Suggested Readings
==================

Prospective authors may find the following themes and example readings helpful
for understanding the scope of the workshop. These are intended as orientation
points rather than required citations.

Ecosystems and Practices
------------------------

Submissions that characterize research software supply chains in scientific
projects, laboratories, and institutions are a strong fit, including empirical
studies of development, distribution, maintenance, and deployment practices.

- Kalu et al., `Operationalizing Research Software for Supply Chain Security
  <https://arxiv.org/abs/2601.20980>`_ — presents an RSSC-oriented taxonomy
  and a taxonomy-aware measurement approach for research software ecosystems.
- Murphy et al., `SciCat: A Curated Dataset of Scientific Software Repositories
  <https://arxiv.org/html/2312.06382v1>`_.

Threats and Consequences
------------------------

This theme covers threat models, vulnerabilities, real-world incidents, and the
consequences of insecure research software supply chains for reproducibility,
trust, and scientific validity — including security defects in scientific
software projects and risks introduced by scientific workflows, AI-enabled
science, and autonomous research agents.

- Murphy et al., `A Curated Dataset of Security Defects in Scientific Software
  Projects <https://dl.acm.org/doi/pdf/10.1145/3384217.3384218>`_.

Technical Mechanisms and Deployment
------------------------------------

Papers on provenance, transparency, integrity, attestation, SBOMs, signing, and
related security mechanisms for research software are particularly encouraged,
especially experience reports on deploying such controls in scientific computing
environments, laboratories, and institutions.

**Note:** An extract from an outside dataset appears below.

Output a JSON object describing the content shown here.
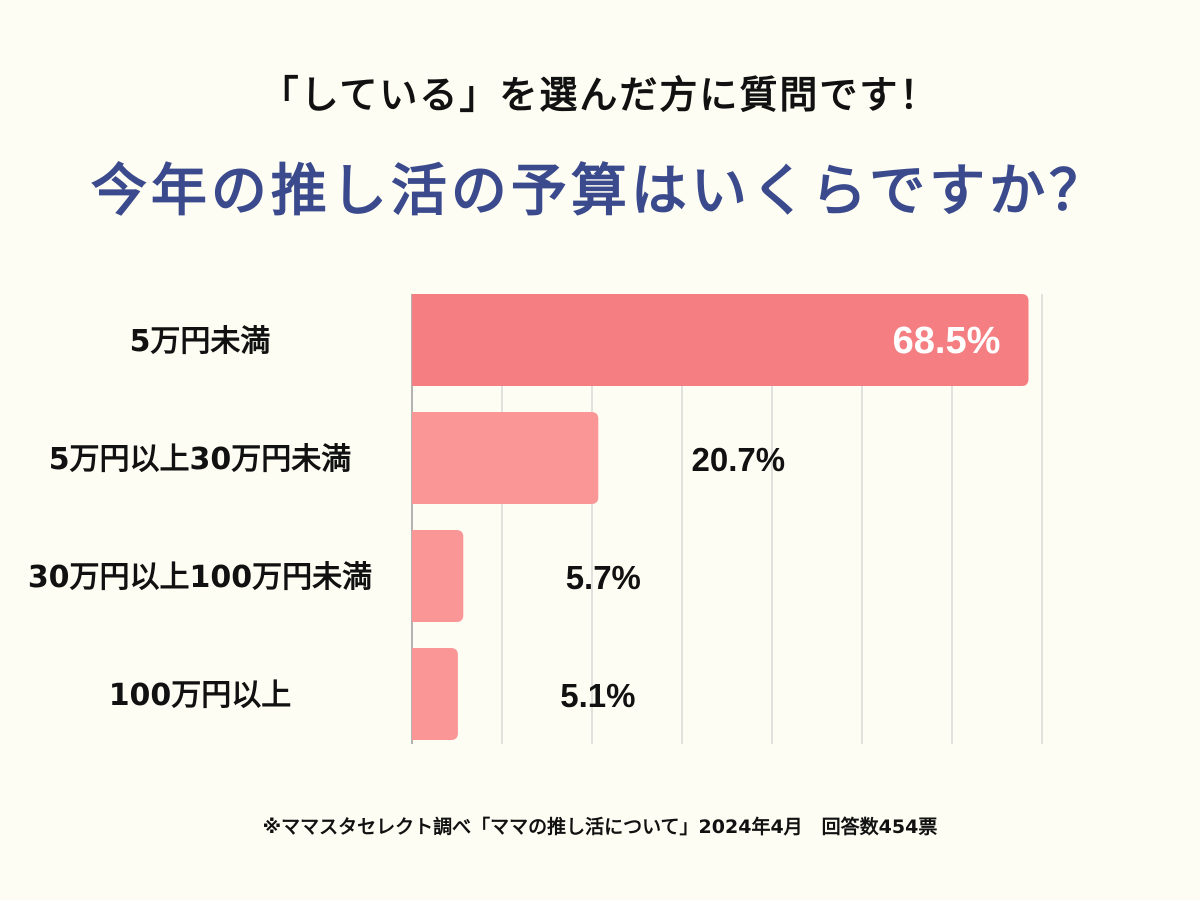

- Tam et al., `A Containerization Framework for Bioinformatics Software to
  Advance Scalability, Portability, and Maintainability
  <https://doi.org/10.1145/3584371.3612948>`_.

Adoption and Governance
-----------------------

Research on usability, maturity, organizational coordination, policy, and
governance issues that shape whether security measures are adopted in practice
fits well here. This includes institutional and policy frameworks relevant to
research security, such as disclosure and accountability requirements associated
with NSPM-33 and related NSF guidance.

- `NSPM-33 <https://trumpwhitehouse.archives.gov/presidential-actions/presidential-memorandum-united-states-government-supported-research-development-national-security-policy/>`_, Presidential Memorandum on US Government-Supported R&D National Security Policy.